In conclusion, breeders should not breed for any extreme, except maybe extremely atheletic, sound, healthy, or intelligent. Breeding soley for cosmetic extreme will only produce physical wrecks.

 

The Performance Cross Dog Cult group consists heavily of sport dog lovers. Many of the seasoned veterans started with Painter dogs largley because Joe Painter had a good line of bull.  Then, when Painter got out, his #1 salesman, Steve Le Clerce took his place preaching Scott/Painter Super-performance dog with Myths. These first schutzhund

titled dogs were 5/8 and 3/4 Johnson blood.Later, these dogs were crossed with Johnson blood and produced the first Schutzhund titled dogs. This group possesses the most conscientious breeders of all three groups, evaluating hips and temperaments more than other groups. A problem with this group is that they tend to not breed for any certain type, although things have improved in the last few years.
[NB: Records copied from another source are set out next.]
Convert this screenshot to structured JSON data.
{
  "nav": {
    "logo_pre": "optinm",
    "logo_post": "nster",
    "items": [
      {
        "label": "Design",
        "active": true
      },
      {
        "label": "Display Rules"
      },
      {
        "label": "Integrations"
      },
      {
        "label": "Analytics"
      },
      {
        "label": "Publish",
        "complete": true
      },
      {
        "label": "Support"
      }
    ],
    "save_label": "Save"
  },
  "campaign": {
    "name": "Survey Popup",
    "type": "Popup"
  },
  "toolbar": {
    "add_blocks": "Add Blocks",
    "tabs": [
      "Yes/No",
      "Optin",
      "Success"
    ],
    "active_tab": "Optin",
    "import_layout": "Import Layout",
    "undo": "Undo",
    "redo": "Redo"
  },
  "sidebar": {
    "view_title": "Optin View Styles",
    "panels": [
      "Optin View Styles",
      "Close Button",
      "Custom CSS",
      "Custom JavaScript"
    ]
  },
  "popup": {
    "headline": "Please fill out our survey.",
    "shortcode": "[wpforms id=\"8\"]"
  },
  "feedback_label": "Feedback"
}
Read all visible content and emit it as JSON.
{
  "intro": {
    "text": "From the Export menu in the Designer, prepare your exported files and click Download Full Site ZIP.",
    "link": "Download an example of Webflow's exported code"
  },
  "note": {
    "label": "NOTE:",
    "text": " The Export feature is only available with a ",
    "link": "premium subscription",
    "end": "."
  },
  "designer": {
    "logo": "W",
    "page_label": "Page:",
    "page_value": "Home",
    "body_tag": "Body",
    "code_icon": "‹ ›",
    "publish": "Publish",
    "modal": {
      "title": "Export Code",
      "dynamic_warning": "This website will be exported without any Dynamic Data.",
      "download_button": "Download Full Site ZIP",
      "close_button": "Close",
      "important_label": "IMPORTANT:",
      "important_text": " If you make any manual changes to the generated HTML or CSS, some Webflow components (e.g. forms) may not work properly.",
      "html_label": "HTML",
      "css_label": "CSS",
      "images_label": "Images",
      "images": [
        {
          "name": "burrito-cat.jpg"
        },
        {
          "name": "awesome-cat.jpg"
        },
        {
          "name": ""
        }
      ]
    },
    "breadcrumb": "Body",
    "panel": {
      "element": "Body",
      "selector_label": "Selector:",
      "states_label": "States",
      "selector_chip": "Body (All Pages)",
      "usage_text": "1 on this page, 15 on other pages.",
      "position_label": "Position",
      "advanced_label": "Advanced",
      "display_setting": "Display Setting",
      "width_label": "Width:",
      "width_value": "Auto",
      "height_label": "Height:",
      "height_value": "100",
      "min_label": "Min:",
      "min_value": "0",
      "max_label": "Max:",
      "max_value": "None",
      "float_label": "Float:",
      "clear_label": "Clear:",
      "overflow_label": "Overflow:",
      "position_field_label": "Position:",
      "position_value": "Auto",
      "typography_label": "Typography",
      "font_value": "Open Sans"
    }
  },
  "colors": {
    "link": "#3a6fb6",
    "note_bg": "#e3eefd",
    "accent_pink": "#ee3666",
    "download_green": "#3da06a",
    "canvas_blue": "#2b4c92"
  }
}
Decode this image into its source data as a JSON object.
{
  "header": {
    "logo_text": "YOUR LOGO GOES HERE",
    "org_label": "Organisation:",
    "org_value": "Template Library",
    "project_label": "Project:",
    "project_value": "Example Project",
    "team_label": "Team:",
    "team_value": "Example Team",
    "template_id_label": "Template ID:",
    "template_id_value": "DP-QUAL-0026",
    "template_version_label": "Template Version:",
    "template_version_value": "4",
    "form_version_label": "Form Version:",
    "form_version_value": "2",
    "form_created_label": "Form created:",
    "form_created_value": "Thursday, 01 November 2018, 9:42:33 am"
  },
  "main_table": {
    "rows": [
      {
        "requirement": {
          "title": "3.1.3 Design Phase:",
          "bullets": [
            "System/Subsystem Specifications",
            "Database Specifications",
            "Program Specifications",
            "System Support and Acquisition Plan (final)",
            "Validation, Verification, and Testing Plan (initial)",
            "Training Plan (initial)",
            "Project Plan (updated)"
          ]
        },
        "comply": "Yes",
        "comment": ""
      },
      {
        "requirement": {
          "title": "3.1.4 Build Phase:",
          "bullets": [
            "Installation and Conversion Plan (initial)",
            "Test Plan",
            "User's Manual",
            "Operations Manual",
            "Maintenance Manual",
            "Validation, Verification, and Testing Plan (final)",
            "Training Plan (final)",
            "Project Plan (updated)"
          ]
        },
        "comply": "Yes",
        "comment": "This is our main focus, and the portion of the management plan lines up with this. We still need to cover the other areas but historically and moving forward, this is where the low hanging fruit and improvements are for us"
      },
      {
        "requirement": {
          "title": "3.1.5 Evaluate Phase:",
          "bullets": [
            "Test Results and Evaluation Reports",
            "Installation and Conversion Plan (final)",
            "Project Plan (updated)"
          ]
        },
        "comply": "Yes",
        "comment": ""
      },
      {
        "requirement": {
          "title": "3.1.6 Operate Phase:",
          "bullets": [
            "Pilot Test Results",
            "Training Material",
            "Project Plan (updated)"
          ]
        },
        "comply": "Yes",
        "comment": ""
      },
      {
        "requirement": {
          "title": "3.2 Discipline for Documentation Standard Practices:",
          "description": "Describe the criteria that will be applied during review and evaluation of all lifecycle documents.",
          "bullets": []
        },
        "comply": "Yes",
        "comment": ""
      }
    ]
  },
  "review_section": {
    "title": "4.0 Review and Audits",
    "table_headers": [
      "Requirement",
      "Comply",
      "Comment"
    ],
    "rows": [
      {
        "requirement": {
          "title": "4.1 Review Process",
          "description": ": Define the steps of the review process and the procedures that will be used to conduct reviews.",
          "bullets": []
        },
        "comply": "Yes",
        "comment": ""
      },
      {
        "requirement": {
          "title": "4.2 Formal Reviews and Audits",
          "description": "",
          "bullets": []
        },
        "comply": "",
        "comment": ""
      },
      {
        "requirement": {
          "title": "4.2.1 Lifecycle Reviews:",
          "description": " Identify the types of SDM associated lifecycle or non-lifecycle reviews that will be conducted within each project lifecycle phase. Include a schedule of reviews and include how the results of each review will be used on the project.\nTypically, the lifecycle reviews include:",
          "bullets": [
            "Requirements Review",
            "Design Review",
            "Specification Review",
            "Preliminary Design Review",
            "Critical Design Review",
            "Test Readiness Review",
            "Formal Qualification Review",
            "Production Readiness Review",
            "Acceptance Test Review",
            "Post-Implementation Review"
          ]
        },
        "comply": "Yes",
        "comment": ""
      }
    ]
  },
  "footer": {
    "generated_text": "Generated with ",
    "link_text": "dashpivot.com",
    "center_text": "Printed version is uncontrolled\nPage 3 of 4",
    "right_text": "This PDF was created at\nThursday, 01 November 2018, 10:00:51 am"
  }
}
These dogs can vary greatly and many in this group defend their lack of type by saving this is a working dog, not a show dog, so who cares about producing exact clones of each other? I will agree that a working dog is not going to have pinpoint exact fix type, but the width of the variance in some of these dogs are the difference between a foxhound/whippet and a boxer/pitbull. A Belgian Malinois has a wide variance in its standard, but they all share a basic type.The same is true in Border Collies and many other working breeds.  In conclusion, the future is now. Your next breeding is the future of this breed. We must be very selective in breeding a litter. The only chance we have is to use the best specimens of each group to expand the gene pool positively. We cannot take many more steps backward. We need to cure ourselves of Kennel blindness. If you have a dog that doesn't hold up to the highest standard of the breed, then spay it and sell it as a pet.  The American Bulldog is in a ditch now and headed right down the sewer if we don't work hard to strive for greatness in every aspect: correct movement, sound structure, true bulldog temperament and proper type; ignoring any of these will only hurt the breed.